Generaller orduevlerinden toplanırken, "dostlar alışverite görsün"
kabilinde bir açıklama yapan Genelkurmay'ın; yargıya ve hukuka bu
kadar saygılıysa, bu cuntacı eğilimleri neden daha once tespit edip,
kendi askeri yargı sistemi içinde yargılayıp Türk generalinin ulusal
ve uluslararası kamuoyunun gözü önünde koluna girilip götürülmesine
izin verdiği, cevaplaması gereken önemli bir sorudur.
Başörtüsü bir siyasi simgedir de, "koluna girilen paşa" siyasi simge
değil midir?
Acaba TSK'nın manevi şahsiyetinin alenen aşağılanmasına zemin
hazırlamak da suç mudur?
AKP-Genelkurmay mutabakatını sadece bir Erdoğan-Büyükanıt veya
Erdoğan-Başbuğ görüşmesine indirgemek de yanlıştır.
Neticede bütün bu buluşmalar, "önce psikolojik olarak borçlandır,
sonra tavizi kopar" stratejisinin meyve toplama seanslarıdır. Kadro
hareketinin ayrıntılarından, Selimiye'yi otel yapma projesine kadar
pek çok meyve konulabilir o sepete…
Büyükanıt Şemdinli ile; Başbuğ "ağlama duvarıyla" borçlandırılıp sonra
babalarından kızları istenmiştir "niyetimiz ciddi" taahütleri altında…
AKP-Genelkurmay mutabakatının ayrıntısını merak edenler, bu konuda
kaleme aldığımız onlarca yazıya bakabilirler.

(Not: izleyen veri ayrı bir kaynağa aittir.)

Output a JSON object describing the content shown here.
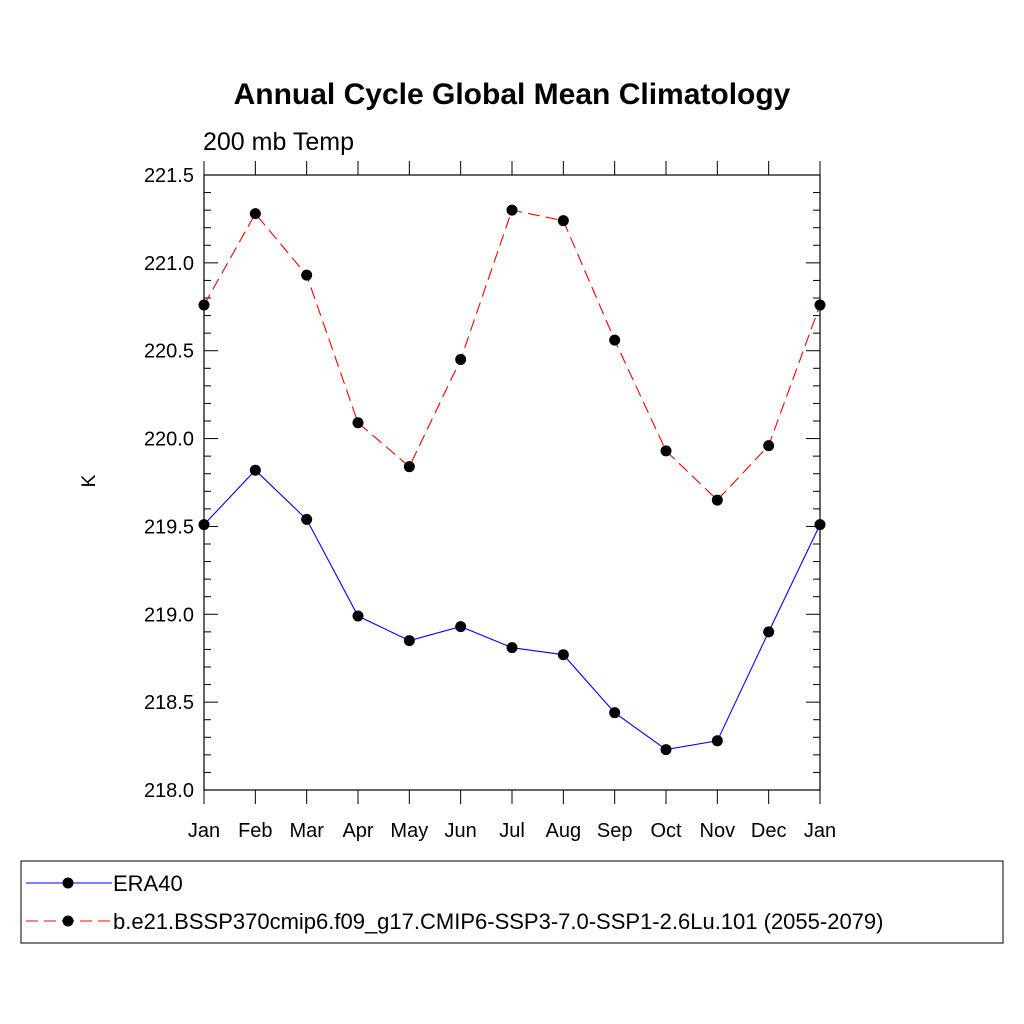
{
  "chart_data": {
    "type": "line",
    "title": "Annual Cycle Global Mean Climatology",
    "subtitle": "200 mb Temp",
    "xlabel": "",
    "ylabel": "K",
    "categories": [
      "Jan",
      "Feb",
      "Mar",
      "Apr",
      "May",
      "Jun",
      "Jul",
      "Aug",
      "Sep",
      "Oct",
      "Nov",
      "Dec",
      "Jan"
    ],
    "ylim": [
      218.0,
      221.5
    ],
    "yticks": [
      "218.0",
      "218.5",
      "219.0",
      "219.5",
      "220.0",
      "220.5",
      "221.0",
      "221.5"
    ],
    "grid": false,
    "legend_position": "bottom",
    "series": [
      {
        "name": "ERA40",
        "color": "#0000ff",
        "dash": "solid",
        "values": [
          219.51,
          219.82,
          219.54,
          218.99,
          218.85,
          218.93,
          218.81,
          218.77,
          218.44,
          218.23,
          218.28,
          218.9,
          219.51
        ]
      },
      {
        "name": "b.e21.BSSP370cmip6.f09_g17.CMIP6-SSP3-7.0-SSP1-2.6Lu.101 (2055-2079)",
        "color": "#ff0000",
        "dash": "dashed",
        "values": [
          220.76,
          221.28,
          220.93,
          220.09,
          219.84,
          220.45,
          221.3,
          221.24,
          220.56,
          219.93,
          219.65,
          219.96,
          220.76
        ]
      }
    ]
  }
}
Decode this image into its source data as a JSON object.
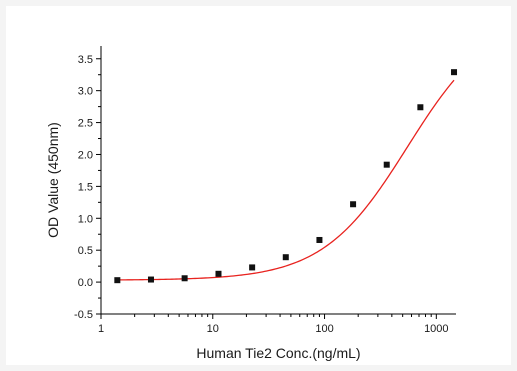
{
  "chart_data": {
    "type": "scatter",
    "title": "",
    "xlabel": "Human Tie2 Conc.(ng/mL)",
    "ylabel": "OD Value (450nm)",
    "xscale": "log",
    "xlim": [
      1,
      1500
    ],
    "ylim": [
      -0.5,
      3.7
    ],
    "xticks": [
      1,
      10,
      100,
      1000
    ],
    "xtick_labels": [
      "1",
      "10",
      "100",
      "1000"
    ],
    "yticks": [
      -0.5,
      0.0,
      0.5,
      1.0,
      1.5,
      2.0,
      2.5,
      3.0,
      3.5
    ],
    "ytick_labels": [
      "-0.5",
      "0.0",
      "0.5",
      "1.0",
      "1.5",
      "2.0",
      "2.5",
      "3.0",
      "3.5"
    ],
    "grid": false,
    "legend": "none",
    "series": [
      {
        "x": [
          1.4,
          2.8,
          5.6,
          11.25,
          22.5,
          45,
          90,
          180,
          360,
          720,
          1440
        ],
        "y": [
          0.03,
          0.04,
          0.06,
          0.13,
          0.23,
          0.39,
          0.66,
          1.22,
          1.84,
          2.74,
          3.29
        ],
        "marker": "square",
        "color": "#111111"
      }
    ],
    "fit_curve": {
      "model": "4PL",
      "bottom": 0.03,
      "top": 4.2,
      "ec50": 550,
      "hill": 1.15,
      "color": "#e8231f"
    }
  }
}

Ama şu asla unutulmamalıdır:
AKP-Genelkurmay mutabakatı, daha küresel/makro bir uzlaşma olan ve
"Yeni Devleti" şekillendirecek olan "Devlet ve müttefikleri"

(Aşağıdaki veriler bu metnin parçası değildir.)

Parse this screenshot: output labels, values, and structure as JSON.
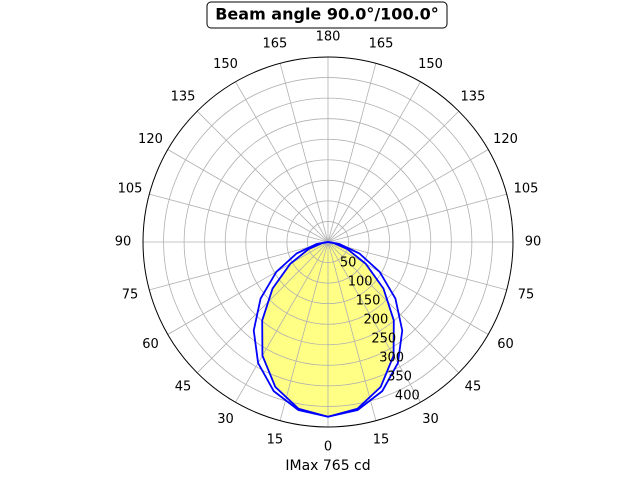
{
  "chart_data": {
    "type": "polar",
    "title": "Beam angle 90.0°/100.0°",
    "xlabel": "IMax 765 cd",
    "theta": [
      -90,
      -80,
      -70,
      -60,
      -50,
      -40,
      -30,
      -20,
      -10,
      0,
      10,
      20,
      30,
      40,
      50,
      60,
      70,
      80,
      90
    ],
    "series": [
      {
        "color": "#0000ff",
        "values": [
          0,
          28,
          81,
          145,
          214,
          281,
          340,
          386,
          415,
          425,
          415,
          386,
          340,
          281,
          214,
          145,
          81,
          28,
          0
        ]
      },
      {
        "color": "#0000ff",
        "fill": "#ffff80",
        "values": [
          0,
          13,
          50,
          106,
          176,
          249,
          319,
          375,
          412,
          425,
          412,
          375,
          319,
          249,
          176,
          106,
          50,
          13,
          0
        ]
      }
    ],
    "rlim": [
      0,
      450
    ],
    "rticks": [
      50,
      100,
      150,
      200,
      250,
      300,
      350,
      400
    ],
    "thetaticks": [
      0,
      15,
      30,
      45,
      60,
      75,
      90,
      105,
      120,
      135,
      150,
      165,
      180
    ],
    "grid": true
  }
}
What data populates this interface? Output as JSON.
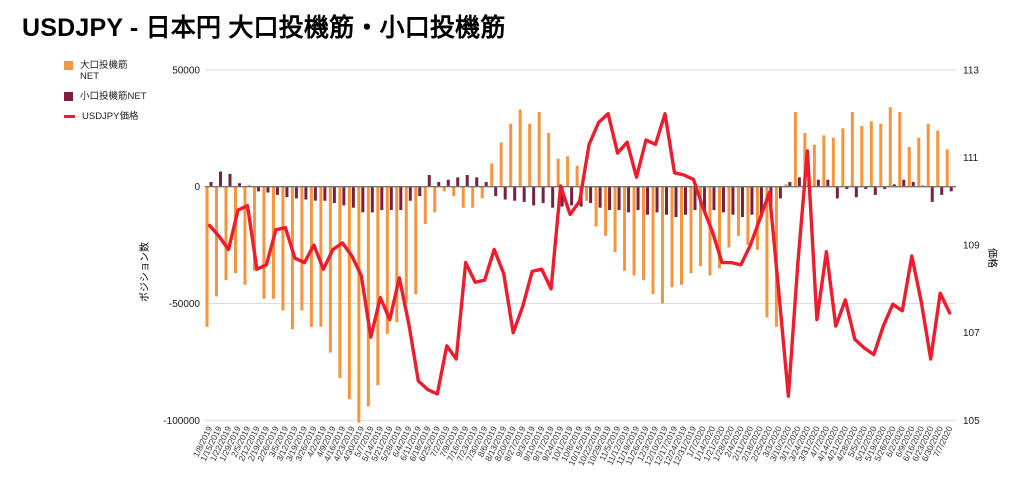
{
  "title": "USDJPY - 日本円 大口投機筋・小口投機筋",
  "legend": {
    "large_spec_line1": "大口投機筋",
    "large_spec_line2": "NET",
    "small_spec": "小口投機筋NET",
    "price": "USDJPY価格"
  },
  "colors": {
    "large_spec": "#F6953C",
    "small_spec": "#77204040",
    "small_spec_solid": "#772040",
    "price_line": "#EE1D2E",
    "grid": "#DCDCDC",
    "zero_line": "#757575",
    "tick_text": "#1A1A1A",
    "date_text": "#333333"
  },
  "chart_data": {
    "type": "bar+line combo",
    "title": "USDJPY - 日本円 大口投機筋・小口投機筋",
    "left_axis": {
      "label": "ポジション数",
      "ticks": [
        50000,
        0,
        -50000,
        -100000
      ],
      "range": [
        -100000,
        50000
      ]
    },
    "right_axis": {
      "label": "価格",
      "ticks": [
        113,
        111,
        109,
        107,
        105
      ],
      "range": [
        105,
        113
      ]
    },
    "legend_position": "top-left",
    "grid": "horizontal",
    "categories": [
      "1/8/2019",
      "1/15/2019",
      "1/22/2019",
      "1/29/2019",
      "2/5/2019",
      "2/12/2019",
      "2/19/2019",
      "2/26/2019",
      "3/5/2019",
      "3/12/2019",
      "3/19/2019",
      "3/26/2019",
      "4/2/2019",
      "4/9/2019",
      "4/16/2019",
      "4/23/2019",
      "4/30/2019",
      "5/7/2019",
      "5/14/2019",
      "5/21/2019",
      "5/28/2019",
      "6/4/2019",
      "6/11/2019",
      "6/18/2019",
      "6/25/2019",
      "7/2/2019",
      "7/9/2019",
      "7/16/2019",
      "7/23/2019",
      "7/30/2019",
      "8/6/2019",
      "8/13/2019",
      "8/20/2019",
      "8/27/2019",
      "9/3/2019",
      "9/10/2019",
      "9/17/2019",
      "9/24/2019",
      "10/1/2019",
      "10/8/2019",
      "10/15/2019",
      "10/22/2019",
      "10/29/2019",
      "11/5/2019",
      "11/12/2019",
      "11/19/2019",
      "11/26/2019",
      "12/3/2019",
      "12/10/2019",
      "12/17/2019",
      "12/24/2019",
      "12/31/2019",
      "1/7/2020",
      "1/14/2020",
      "1/21/2020",
      "1/28/2020",
      "2/4/2020",
      "2/11/2020",
      "2/18/2020",
      "2/25/2020",
      "3/3/2020",
      "3/10/2020",
      "3/17/2020",
      "3/24/2020",
      "3/31/2020",
      "4/7/2020",
      "4/14/2020",
      "4/21/2020",
      "4/28/2020",
      "5/5/2020",
      "5/12/2020",
      "5/19/2020",
      "5/26/2020",
      "6/2/2020",
      "6/9/2020",
      "6/16/2020",
      "6/23/2020",
      "6/30/2020",
      "7/7/2020"
    ],
    "series": [
      {
        "name": "大口投機筋NET",
        "type": "bar",
        "axis": "left",
        "values": [
          -60000,
          -47000,
          -40000,
          -37000,
          -42000,
          -36000,
          -48000,
          -48000,
          -53000,
          -61000,
          -53000,
          -60000,
          -60000,
          -71000,
          -82000,
          -91000,
          -101000,
          -94000,
          -85000,
          -63000,
          -58000,
          -50000,
          -46000,
          -16000,
          -11000,
          -2000,
          -4000,
          -9000,
          -9000,
          -5000,
          10000,
          19000,
          27000,
          33000,
          27000,
          32000,
          23000,
          12000,
          13000,
          9000,
          -6000,
          -17000,
          -21000,
          -28000,
          -36000,
          -38000,
          -40000,
          -46000,
          -50000,
          -43000,
          -42000,
          -37000,
          -34000,
          -38000,
          -35000,
          -26000,
          -21000,
          -25000,
          -27000,
          -56000,
          -60000,
          1000,
          32000,
          23000,
          18000,
          22000,
          21000,
          25000,
          32000,
          26000,
          28000,
          27000,
          34000,
          32000,
          17000,
          21000,
          27000,
          24000,
          16000
        ]
      },
      {
        "name": "小口投機筋NET",
        "type": "bar",
        "axis": "left",
        "values": [
          2000,
          6500,
          5500,
          1500,
          500,
          -2000,
          -2500,
          -3500,
          -4500,
          -5000,
          -5500,
          -6000,
          -6000,
          -7000,
          -8000,
          -9000,
          -11000,
          -11000,
          -10000,
          -10000,
          -10000,
          -6000,
          -4000,
          5000,
          2000,
          3000,
          4000,
          5000,
          4000,
          2000,
          -4000,
          -5500,
          -6000,
          -6500,
          -8000,
          -7000,
          -9000,
          -8500,
          -8000,
          -8500,
          -7000,
          -9000,
          -10000,
          -10000,
          -11000,
          -10000,
          -12000,
          -11000,
          -12000,
          -13000,
          -12000,
          -10000,
          -11000,
          -10000,
          -11000,
          -12000,
          -13000,
          -12000,
          -13000,
          -8000,
          -5000,
          2000,
          4000,
          6000,
          3000,
          3000,
          -5000,
          -1000,
          -4500,
          -1000,
          -3500,
          -1000,
          1000,
          3000,
          2000,
          500,
          -6500,
          -3500,
          -2000
        ]
      },
      {
        "name": "USDJPY価格",
        "type": "line",
        "axis": "right",
        "values": [
          109.45,
          109.2,
          108.9,
          109.8,
          109.9,
          108.45,
          108.55,
          109.35,
          109.4,
          108.7,
          108.6,
          109.0,
          108.45,
          108.9,
          109.05,
          108.75,
          108.3,
          106.9,
          107.8,
          107.3,
          108.25,
          107.2,
          105.9,
          105.7,
          105.6,
          106.7,
          106.4,
          108.6,
          108.15,
          108.2,
          108.9,
          108.35,
          107.0,
          107.6,
          108.4,
          108.45,
          108.0,
          110.35,
          109.7,
          110.0,
          111.3,
          111.8,
          112.0,
          111.1,
          111.35,
          110.55,
          111.4,
          111.3,
          112.0,
          110.65,
          110.6,
          110.5,
          109.85,
          109.3,
          108.6,
          108.6,
          108.55,
          109.0,
          109.6,
          110.2,
          107.9,
          105.55,
          108.6,
          111.15,
          107.3,
          108.85,
          107.15,
          107.75,
          106.85,
          106.65,
          106.5,
          107.15,
          107.65,
          107.5,
          108.75,
          107.7,
          106.4,
          107.9,
          107.45
        ]
      }
    ]
  }
}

mutabakatının sadece bir alt kümesidir.
Nedir bu makro mutabakatın özü?
"Devleté ile müttefikleri arasındaki çok ayaklı; bazen kendi içinde
çekişmeli ama nihayetinde en milliyetçi geçinenlerin bile "ehven-i
şer/parçalanmaktan iyidir" mantığıyla yanaştığı bir limandan söz
ediyoruz…
"Devlete Mektup, Yüzde 40 Artı 7- Teslimiyet-Temsiliyet Dengesi"
başlıklı yazımızda Devletimize bu mutabakatla bir hata yaptığını
sesimiz çıktığınca duyurmuştuk.
Duyurmaya devam edelim….
Haritalarında farklılıklar gözlense de (Ortadoğu eksenli-Kafkasya
eksenli); üniterizm/federalism kavramı henüz netleşmese de,
demokrasi/otoriterizm dengesi tama olarak oturmasa da, sonuçta
"Neo-Osmanlı" olarak kodlayacağımız bir formül bu.

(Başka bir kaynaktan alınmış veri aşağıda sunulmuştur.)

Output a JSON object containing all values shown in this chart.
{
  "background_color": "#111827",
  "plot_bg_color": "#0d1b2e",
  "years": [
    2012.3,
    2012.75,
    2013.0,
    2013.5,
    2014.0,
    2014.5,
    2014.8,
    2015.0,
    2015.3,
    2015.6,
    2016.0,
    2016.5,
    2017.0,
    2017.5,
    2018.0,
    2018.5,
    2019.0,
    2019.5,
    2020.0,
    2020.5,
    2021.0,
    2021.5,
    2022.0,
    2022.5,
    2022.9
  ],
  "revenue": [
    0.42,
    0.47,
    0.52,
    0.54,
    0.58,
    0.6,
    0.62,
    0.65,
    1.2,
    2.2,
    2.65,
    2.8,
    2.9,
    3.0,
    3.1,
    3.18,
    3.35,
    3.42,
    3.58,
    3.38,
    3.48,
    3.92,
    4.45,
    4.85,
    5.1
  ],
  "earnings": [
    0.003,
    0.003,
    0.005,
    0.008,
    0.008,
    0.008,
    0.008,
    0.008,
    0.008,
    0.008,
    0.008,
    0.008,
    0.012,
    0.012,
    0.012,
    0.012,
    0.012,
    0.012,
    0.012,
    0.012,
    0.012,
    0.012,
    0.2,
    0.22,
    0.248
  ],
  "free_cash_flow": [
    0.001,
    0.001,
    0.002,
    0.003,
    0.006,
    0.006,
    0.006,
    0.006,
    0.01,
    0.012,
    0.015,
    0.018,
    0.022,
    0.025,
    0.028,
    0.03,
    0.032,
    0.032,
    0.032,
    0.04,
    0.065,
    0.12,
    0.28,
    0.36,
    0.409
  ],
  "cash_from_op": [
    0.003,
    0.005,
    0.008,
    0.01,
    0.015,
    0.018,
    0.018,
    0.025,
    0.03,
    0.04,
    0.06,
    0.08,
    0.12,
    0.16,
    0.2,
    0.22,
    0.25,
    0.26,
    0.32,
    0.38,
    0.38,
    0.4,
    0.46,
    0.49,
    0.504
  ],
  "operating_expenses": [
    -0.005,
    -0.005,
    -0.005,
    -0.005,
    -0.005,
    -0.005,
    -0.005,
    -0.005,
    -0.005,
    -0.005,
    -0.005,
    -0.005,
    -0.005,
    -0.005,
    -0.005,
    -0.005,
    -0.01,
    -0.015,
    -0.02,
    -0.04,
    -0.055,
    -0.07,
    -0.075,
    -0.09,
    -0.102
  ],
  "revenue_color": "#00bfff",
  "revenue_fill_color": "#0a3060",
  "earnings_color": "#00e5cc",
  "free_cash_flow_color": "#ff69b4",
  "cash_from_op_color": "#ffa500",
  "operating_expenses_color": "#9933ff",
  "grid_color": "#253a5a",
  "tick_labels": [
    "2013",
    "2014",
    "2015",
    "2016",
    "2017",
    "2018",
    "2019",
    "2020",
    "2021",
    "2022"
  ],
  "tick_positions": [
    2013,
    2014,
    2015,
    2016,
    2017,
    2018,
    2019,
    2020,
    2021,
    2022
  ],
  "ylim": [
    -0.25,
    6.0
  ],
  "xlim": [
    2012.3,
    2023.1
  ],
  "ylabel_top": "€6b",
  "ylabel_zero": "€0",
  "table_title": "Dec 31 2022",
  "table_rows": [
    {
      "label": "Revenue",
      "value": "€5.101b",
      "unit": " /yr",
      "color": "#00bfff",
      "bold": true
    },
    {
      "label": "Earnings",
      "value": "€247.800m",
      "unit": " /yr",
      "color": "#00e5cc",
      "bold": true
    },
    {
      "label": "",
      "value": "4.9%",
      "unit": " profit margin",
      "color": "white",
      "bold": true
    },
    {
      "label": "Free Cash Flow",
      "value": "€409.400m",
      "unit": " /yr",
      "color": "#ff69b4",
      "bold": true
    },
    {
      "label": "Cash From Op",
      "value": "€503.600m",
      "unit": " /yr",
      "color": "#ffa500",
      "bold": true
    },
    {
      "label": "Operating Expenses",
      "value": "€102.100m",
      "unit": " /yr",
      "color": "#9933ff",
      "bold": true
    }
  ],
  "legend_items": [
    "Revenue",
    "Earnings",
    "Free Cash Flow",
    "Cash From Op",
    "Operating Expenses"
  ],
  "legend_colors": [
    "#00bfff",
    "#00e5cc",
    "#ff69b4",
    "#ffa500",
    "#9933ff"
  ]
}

Bu formüle biat ettiğinizi, ofisinizdeki bir tuğra ile rahatça
kanıtlayabilirsiniz; aynen bir öncekinin biat sembolü Atatürk resmi
olduğu gibi…
Cumhuriyeti'nin 80. yılında daha Anadolu'nun altındaki kaynakları ve
üstündeki insanlarını adam gibi sayamayan, kontrol edemeyen bir
devlete, "Cihan İmparatorluğu" hayalleri kurdurtan bir LSD hapı bu.
Hatırlarsanız, İstanbul'daki NATO zirvesi sırasında, Topkapı
Sarayı'nda dünya liderlerine bir konser verilmişti. O konserde
İngiltere Başbakanı Tony Blair "şaka yollu" Erdoğan'a "Ofisinizi
buraya taşısanıza" demişti. İşte bu şakayla başlayan, Erdoğan'ın
ofisini Dolmabahçe'ye taşımasıyla sembolleşen, Merkez Bankası'nın
İstanbul'a taşınması planlarıyla eko-politik bir boyut kazanan ve
Boğazı da İngiliz savaş gemisinde kraliçenin yemek davetine icabet
edecek kadar makro siyasetten bîhaber bir Cumhurbaşkanı ile boynumuza
dolanan bir zincir bu.
Bu sahnede karizmasını kiralayan lider olarak rol alan devletin adamı,
(Devlet Adamı ile aynı şey değildir. Bu konudaki tezi "Batı Bey'in Can
Polat'I Erdoğan" başlıklı yazımızda bulabilirsiniz.)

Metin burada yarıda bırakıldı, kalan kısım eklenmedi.